2007 NSTI Nanotechnology Conference and Trade Show - Nanotech 2007 - 10th Annual

NMR as a tool to directly measure the surface area of nanoparticulate dispersions

D. Fairhurst and T. Cosgrove
XiGo Nanotools Inc., US

surface area, NMR, dispersion

The need to determine the surface area of materials is well established. The most widely employed technique is that of gas adsorption but it is only useful for analyzing dry powders. However, the overwhelming majority of manufactured products involve suspensions of particulate materials in some fluid, either in the final state or at some stage of their production. We describe a revolutionary instrument designed to measure the surface area of nanoscale particles dispersed in a liquid.

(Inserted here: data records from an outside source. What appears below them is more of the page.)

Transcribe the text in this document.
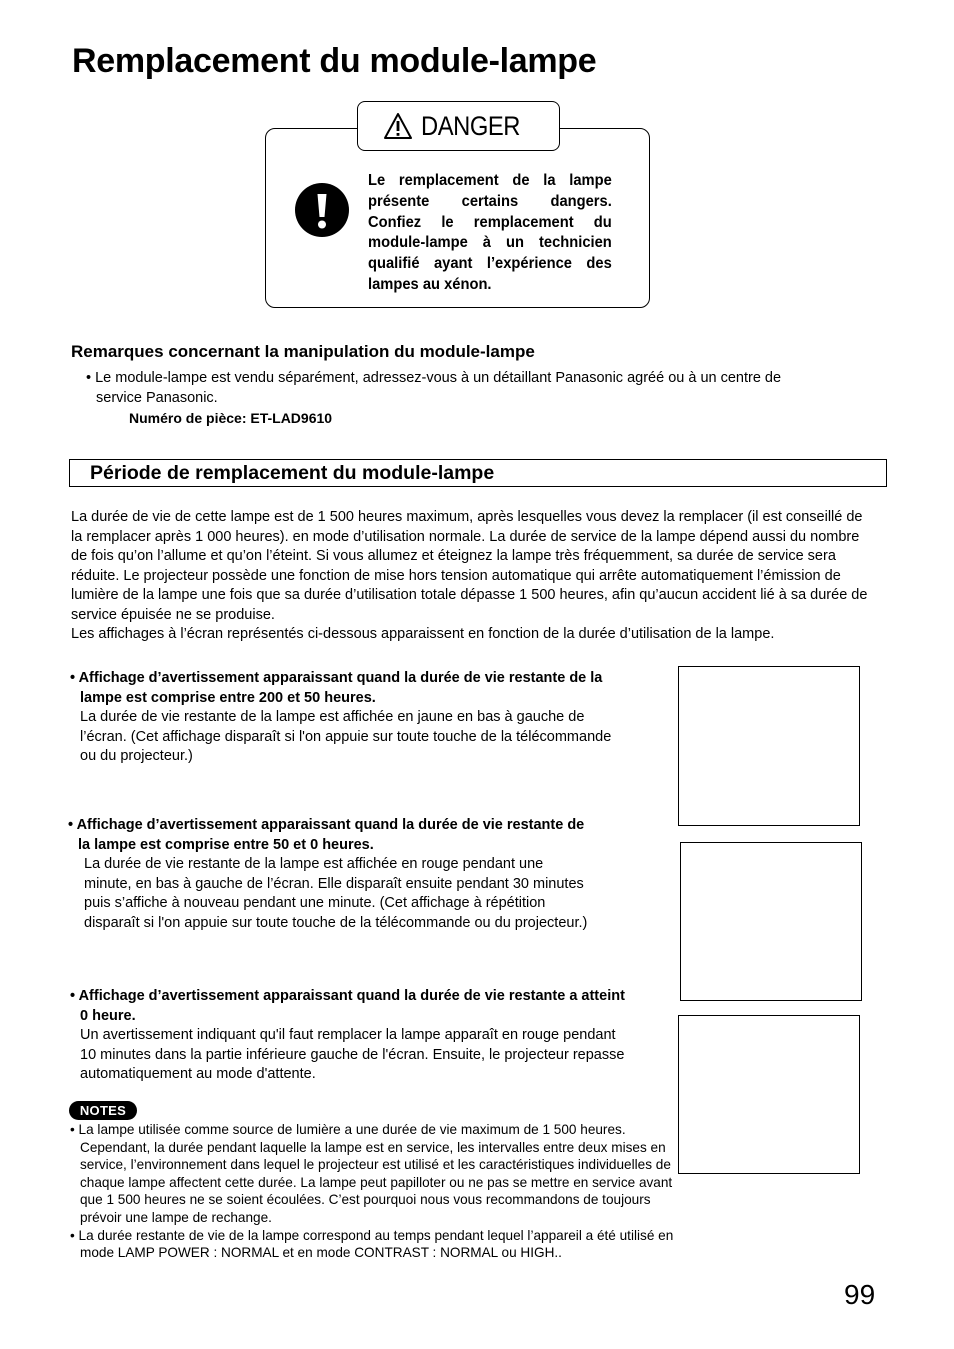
Remplacement du module-lampe
DANGER
Le remplacement de la lampe présente certains dangers. Confiez le remplacement du module-lampe à un technicien qualifié ayant l’expérience des lampes au xénon.
Remarques concernant la manipulation du module-lampe
• Le module-lampe est vendu séparément, adressez-vous à un détaillant Panasonic agréé ou à un centre de service Panasonic.
Numéro de pièce: ET-LAD9610
Période de remplacement du module-lampe
La durée de vie de cette lampe est de 1 500 heures maximum, après lesquelles vous devez la remplacer (il est conseillé de la remplacer après 1 000 heures). en mode d’utilisation normale. La durée de service de la lampe dépend aussi du nombre de fois qu’on l’allume et qu’on l’éteint. Si vous allumez et éteignez la lampe très fréquemment, sa durée de service sera réduite. Le projecteur possède une fonction de mise hors tension automatique qui arrête automatiquement l’émission de lumière de la lampe une fois que sa durée d’utilisation totale dépasse 1 500 heures, afin qu’aucun accident lié à sa durée de service épuisée ne se produise.
Les affichages à l’écran représentés ci-dessous apparaissent en fonction de la durée d’utilisation de la lampe.
• Affichage d’avertissement apparaissant quand la durée de vie restante de la lampe est comprise entre 200 et 50 heures.
La durée de vie restante de la lampe est affichée en jaune en bas à gauche de l’écran. (Cet affichage disparaît si l'on appuie sur toute touche de la télécommande ou du projecteur.)
• Affichage d’avertissement apparaissant quand la durée de vie restante de la lampe est comprise entre 50 et 0 heures.
La durée de vie restante de la lampe est affichée en rouge pendant une minute, en bas à gauche de l’écran. Elle disparaît ensuite pendant 30 minutes puis s’affiche à nouveau pendant une minute. (Cet affichage à répétition disparaît si l'on appuie sur toute touche de la télécommande ou du projecteur.)
• Affichage d’avertissement apparaissant quand la durée de vie restante a atteint 0 heure.
Un avertissement indiquant qu'il faut remplacer la lampe apparaît en rouge pendant 10 minutes dans la partie inférieure gauche de l'écran. Ensuite, le projecteur repasse automatiquement au mode d'attente.
NOTES

• La lampe utilisée comme source de lumière a une durée de vie maximum de 1 500 heures. Cependant, la durée pendant laquelle la lampe est en service, les intervalles entre deux mises en service, l’environnement dans lequel le projecteur est utilisé et les caractéristiques individuelles de chaque lampe affectent cette durée. La lampe peut papilloter ou ne pas se mettre en service avant que 1 500 heures ne se soient écoulées. C’est pourquoi nous vous recommandons de toujours prévoir une lampe de rechange.

• La durée restante de vie de la lampe correspond au temps pendant lequel l’appareil a été utilisé en mode LAMP POWER : NORMAL et en mode CONTRAST : NORMAL ou HIGH..

99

This new (patent pending) technique is based on nuclear magnetic resonance (NMR) and it offers many advantages in comparison with conventional surface area instrumentation. The technique is based on the fact that liquid in contact with, or “bound” to, the surface of a particle behaves differently from that of the bulk or “free” liquid. The NMR relaxation time of bound versus bulk liquid is markedly different: the relaxation time of the latter is much longer. Suspensions can be measured non-invasively, without dilution. The upper limit in concentration is essentially unlimited; the lower limit is about 1-2%. The theory underpinning this new approach to surface area measurement will be discussed and examples given to illustrate its wide applicability.